I mean, it’s not really that long a time, it’s a reasonably early start to convert over at 23ish: that leaves a decent amount of lifetime to get to know a large chunk of the back catalog pretty well I think. What I mean is, given that I had heard classical music earlier on in life, what prevented me from getting over obsessed with it in the way that I am now, then?
Initially my suspicion was that all of the stuff I had heard before was the really classically sounding classical stuff, that is, stuff which is strongly associated with that kind of music in the general minds eye of the general public: Beethoven, Mozart, Bach. All stuff that I still have difficulties really unraveling and getting into, even now. I thought that I could probably blame my parents for not exposing me to Shostakovich and Stravinsky.
But it’s not true.
I must’ve heard the Rite of Spring – I certainly saw Fantasia several times. It just (shockingly, in hindsight) never grew on me. So I wonder what it was that opened my heart to the Saint-Saens which sent me down this path.

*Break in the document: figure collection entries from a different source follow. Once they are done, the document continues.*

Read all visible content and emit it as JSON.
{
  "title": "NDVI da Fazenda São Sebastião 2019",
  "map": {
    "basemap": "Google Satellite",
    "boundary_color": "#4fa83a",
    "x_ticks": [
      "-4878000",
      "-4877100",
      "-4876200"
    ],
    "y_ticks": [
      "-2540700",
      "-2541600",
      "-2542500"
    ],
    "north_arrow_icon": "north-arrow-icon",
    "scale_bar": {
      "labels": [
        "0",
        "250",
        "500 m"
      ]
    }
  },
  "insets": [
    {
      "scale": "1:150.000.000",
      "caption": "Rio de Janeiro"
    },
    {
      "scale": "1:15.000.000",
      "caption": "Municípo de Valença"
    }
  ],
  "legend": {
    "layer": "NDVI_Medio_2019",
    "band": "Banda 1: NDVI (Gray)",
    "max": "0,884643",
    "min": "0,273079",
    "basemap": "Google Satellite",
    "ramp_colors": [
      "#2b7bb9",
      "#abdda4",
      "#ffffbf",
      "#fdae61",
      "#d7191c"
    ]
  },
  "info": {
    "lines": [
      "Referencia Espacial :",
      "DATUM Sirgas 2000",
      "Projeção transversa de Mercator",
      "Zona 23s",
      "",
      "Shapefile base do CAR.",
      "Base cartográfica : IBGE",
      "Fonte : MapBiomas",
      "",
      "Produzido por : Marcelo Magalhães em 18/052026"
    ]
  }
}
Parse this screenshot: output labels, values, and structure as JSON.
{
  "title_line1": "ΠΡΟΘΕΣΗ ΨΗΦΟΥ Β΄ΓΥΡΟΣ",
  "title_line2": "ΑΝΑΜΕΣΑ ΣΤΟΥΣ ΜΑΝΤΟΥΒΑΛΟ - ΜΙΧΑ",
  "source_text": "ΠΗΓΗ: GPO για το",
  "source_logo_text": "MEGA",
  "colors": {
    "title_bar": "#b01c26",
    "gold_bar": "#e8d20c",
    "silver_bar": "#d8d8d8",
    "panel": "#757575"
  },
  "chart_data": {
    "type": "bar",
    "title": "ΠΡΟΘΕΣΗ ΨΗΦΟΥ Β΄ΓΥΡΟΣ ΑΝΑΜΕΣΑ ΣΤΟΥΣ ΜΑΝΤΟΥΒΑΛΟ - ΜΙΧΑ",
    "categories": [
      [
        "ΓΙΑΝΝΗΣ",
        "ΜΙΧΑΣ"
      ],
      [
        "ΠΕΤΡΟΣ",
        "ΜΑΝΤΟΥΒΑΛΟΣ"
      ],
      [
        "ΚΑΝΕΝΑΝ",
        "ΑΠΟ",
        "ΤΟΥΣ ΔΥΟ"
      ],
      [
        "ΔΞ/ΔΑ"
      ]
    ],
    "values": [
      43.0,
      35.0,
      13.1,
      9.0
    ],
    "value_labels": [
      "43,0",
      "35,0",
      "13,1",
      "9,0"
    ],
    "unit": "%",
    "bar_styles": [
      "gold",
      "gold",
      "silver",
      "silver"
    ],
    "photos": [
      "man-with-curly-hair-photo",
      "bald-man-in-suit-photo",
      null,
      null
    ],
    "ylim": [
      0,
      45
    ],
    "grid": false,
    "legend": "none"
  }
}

I suspect that my musical tastes at the time prepared me for classical. I was very into experimental electronic music, which bears some important similarities to classical. It’s through-composed, it has melodic lines which appear in different forms, it”s long, it often takes a while to fully appreciate. While that helped I don;t think it’s nearly enough to be a compelling argument.
Another suspicion is that I was going through an emotional crisis, real serious can’t-sleep-at-night girlfriend turmoil, which probably opened me up to receiving this more emotionally satisfying, and (probably more importantly) different, music.
But probably the most important thing (and hence the number one classical music beginner’s tip) was that I finally listened to apiece multiple times, over and over, in a row. I distinctly remember the sense, the previously hidden logic, appearing to me. I’d call it an almost- religious experience, the sudden understanding of the depth and intelligence that before had lurked in dark camouflage.
So, if you don’t feel like classical makes sense, keep listening. Listen to a piece over and over, and it might pounce.